Department of Urology, Jules Bordet Institute-Erasme Hospital, Hôpital Universitaire de Bruxelles, Université Libre de Bruxelles, Brussels, Belgium.
Department of Radiology, Jules Bordet Institute-Erasme Hospital, Hôpital Universitaire de Bruxelles, Université Libre de Bruxelles, Brussels, Belgium.
Prostate Cancer Prostatic Dis. 2023 Sep;26(3):575-580. doi: 10.1038/s41391-022-00620-8. Epub 2022 Dec 12.
The added-value of systematic biopsy (SB) in patients undergoing magnetic resonance imaging (MRI)-targeted biopsy (TB) remains unclear and the spatial distribution of positive cores relative to the MRI lesion has been poorly studied. The aim of this study was to determine the utility of perilesional biopsy in detecting clinically significant prostate cancer (csPCa).

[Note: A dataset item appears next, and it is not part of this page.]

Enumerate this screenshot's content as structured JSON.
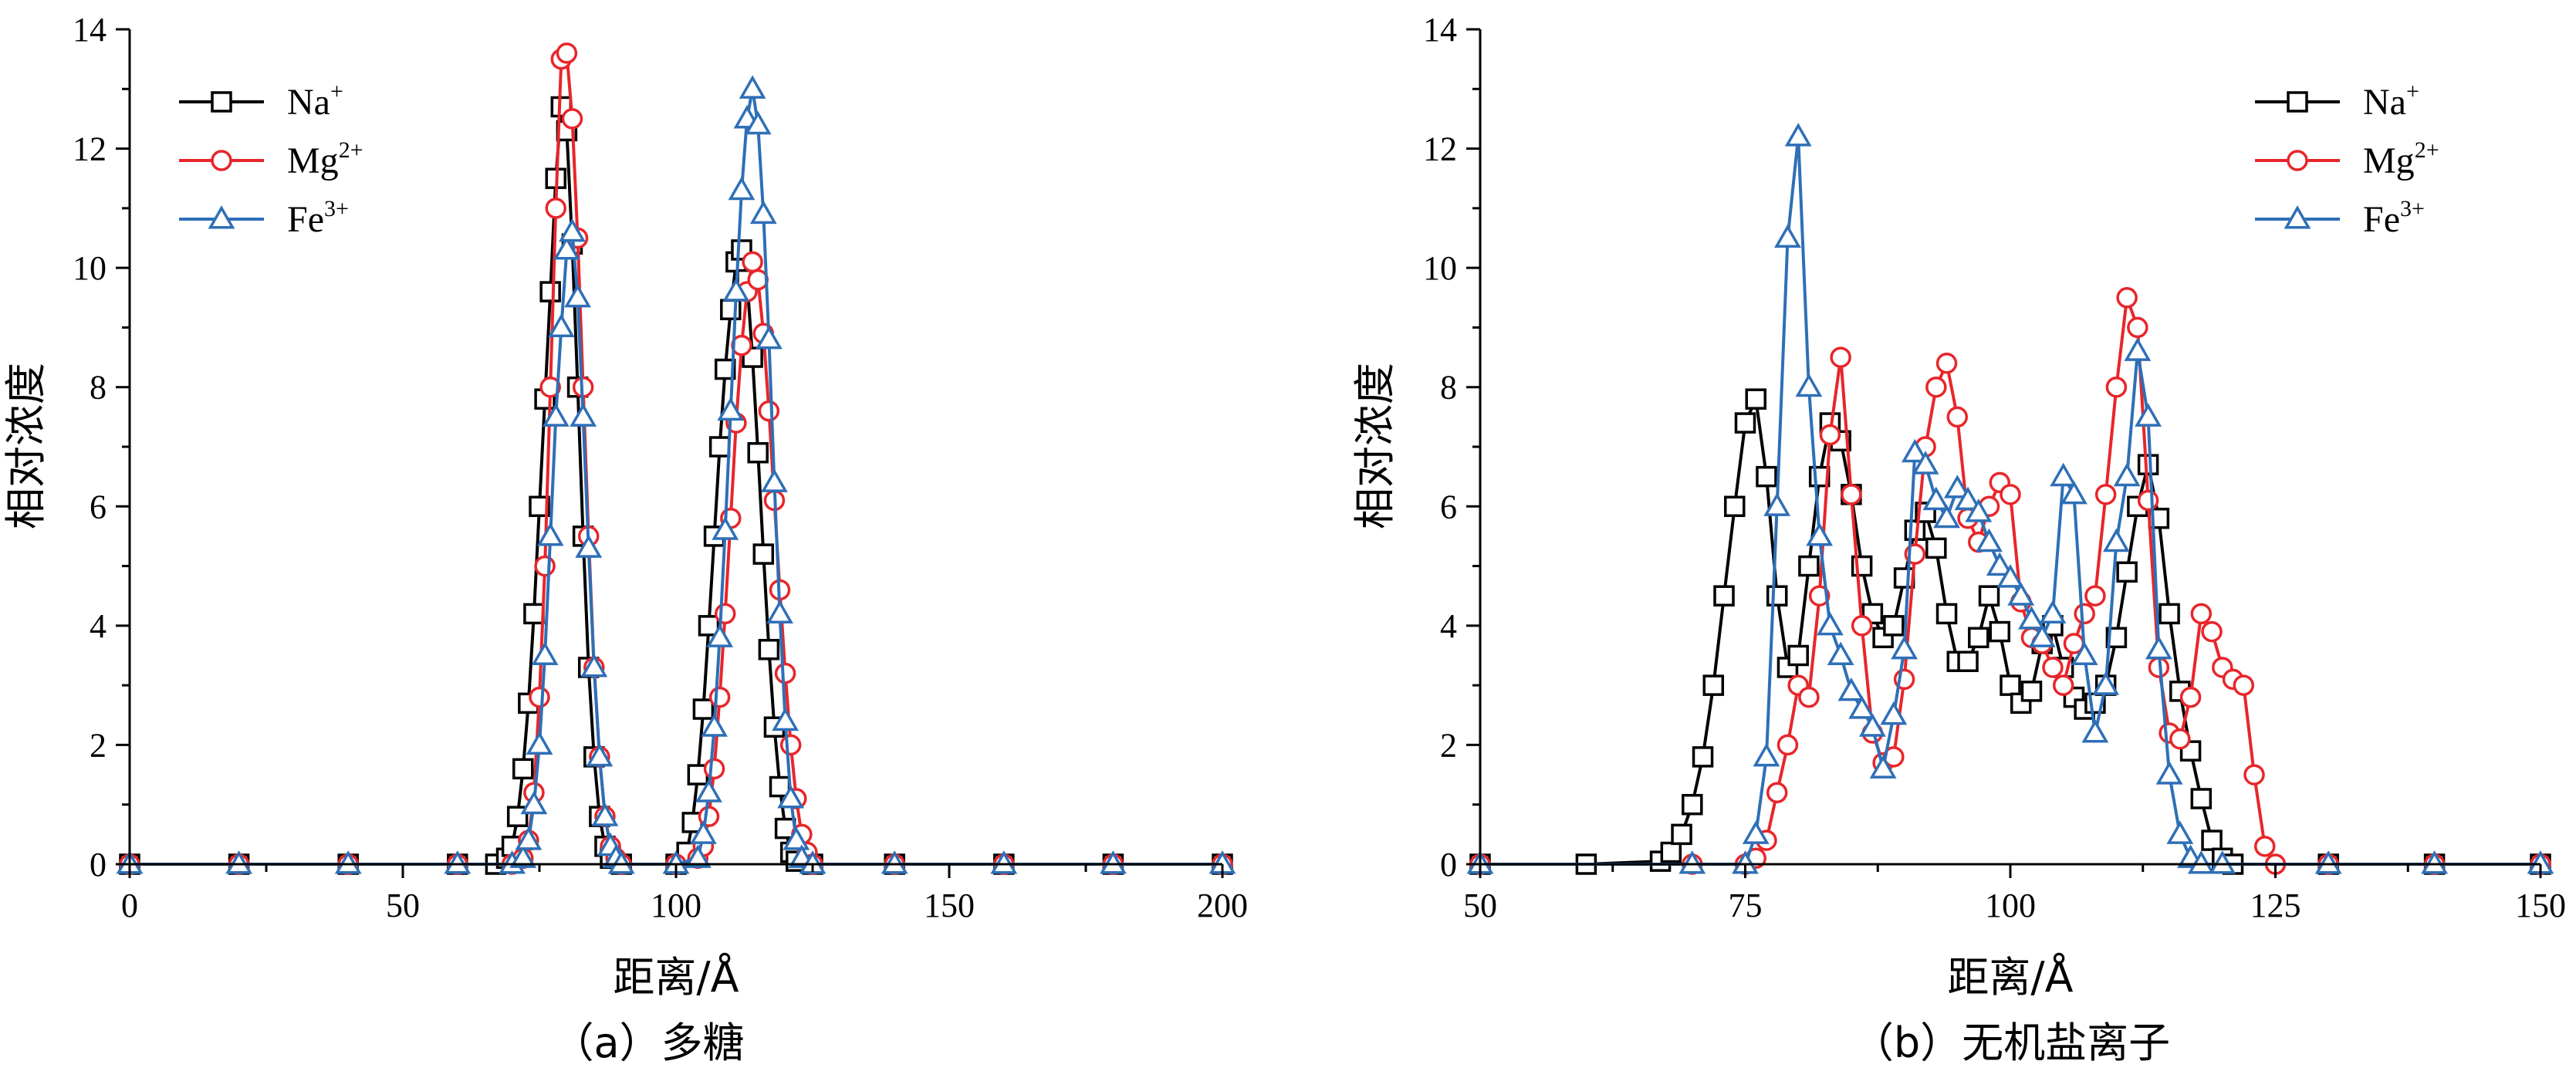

We enrolled 505 consecutive patients that underwent SB and TB for suspicious MRI lesions (PI-RADS score 3-5) at Jules Bordet Institute between June 2016 and January 2022. Patient-specific tridimensional prostate maps were reviewed to determine the distance between systematic cores containing csPCa and the MRI index lesion. Primary outcomes were the cancer detection rate (CDR) per patient and the cumulative cancer distribution rate of positive cores for each 5 mm interval from the MRI index lesion. The secondary outcome was the identification of risk groups for the presence of csPCa beyond a 10 mm margin using the chi-square automated interaction detector (CHAID) machine learning algorithm.
Overall, the CDR for csPCa of TB, SB, and combined method were 32%, 25%, and 37%, respectively. While combined method detected more csPCa compared to TB (37% vs. 32%, p < 0.001), no difference was found when TB was associated with perilesional sampling within 10 mm (37% vs. 35%, p = 0.2). The cumulative cancer distribution rate for csPCa reached 86% for the 10 mm margin. The CHAID algorithm identified three risk groups: (1) PI-RADS3 ("low-risk"), (2) PI-RADS4 or PI-RADS5 and PSA density <0.15 ng/ml ("intermediate-risk"), and (3) PI-RADS 5 and PSA density ≥0.15 ng/ml ("high-risk"). The risk of missing csPCa was 2%, 8%, and 29% for low-, intermediate- and high-risk groups, respectively. Avoiding biopsies beyond a 10 mm margin prevented the detection of 19% of non-csPCa.
Perilesional biopsy template using a 10 mm margin seems a reasonable alternative to the combined method with a comparable detection of csPCa. Our risk stratification may further enhance the selection of patients.
在接受磁共振成像引导靶向活检(MRI-TB)的患者中,系统活检(SB)的附加价值仍不清楚,且阳性核心相对于 MRI 病变的空间分布也研究甚少。本研究旨在确定周围活检在检测临床显著前列腺癌(csPCa)中的作用。
我们纳入了 2016 年 6 月至 2022 年 1 月在 Jules Bordet 研究所因可疑 MRI 病变(PI-RADS 评分 3-5)接受 SB 和 TB 的 505 例连续患者。对患者特定的三维前列腺图谱进行了回顾,以确定包含 csPCa 的系统核心与 MRI 指数病变之间的距离。主要结局为每位患者的癌症检出率(CDR)和 MRI 指数病变每 5mm 间隔处阳性核心的累积癌症分布率。次要结局是使用卡方自动交互检测(CHAID)机器学习算法确定 10mm 以外存在 csPCa 的风险组。
总体而言,TB、SB 和联合方法的 csPCa 检出率分别为 32%、25%和 37%。尽管联合方法比 TB 检测到更多的 csPCa(37%比 32%,p<0.001),但当 TB 与 10mm 以内的周围取样相结合时,差异无统计学意义(37%比 35%,p=0.2)。csPCa 的累积癌症分布率在 10mm 边界处达到 86%。CHAID 算法确定了三个风险组:(1)PI-RADS3(“低危”);(2)PI-RADS4 或 PI-RADS5 且 PSA 密度<0.15ng/ml(“中危”);(3)PI-RADS 5 且 PSA 密度≥0.15ng/ml(“高危”)。低危、中危和高危组错过 csPCa 的风险分别为 2%、8%和 29%。避免 10mm 以外的活检可防止漏诊 19%的非 csPCa。
使用 10mm 边界的周围活检模板似乎是联合方法的合理替代方案,具有相当的 csPCa 检出率。我们的风险分层可能进一步增强患者的选择。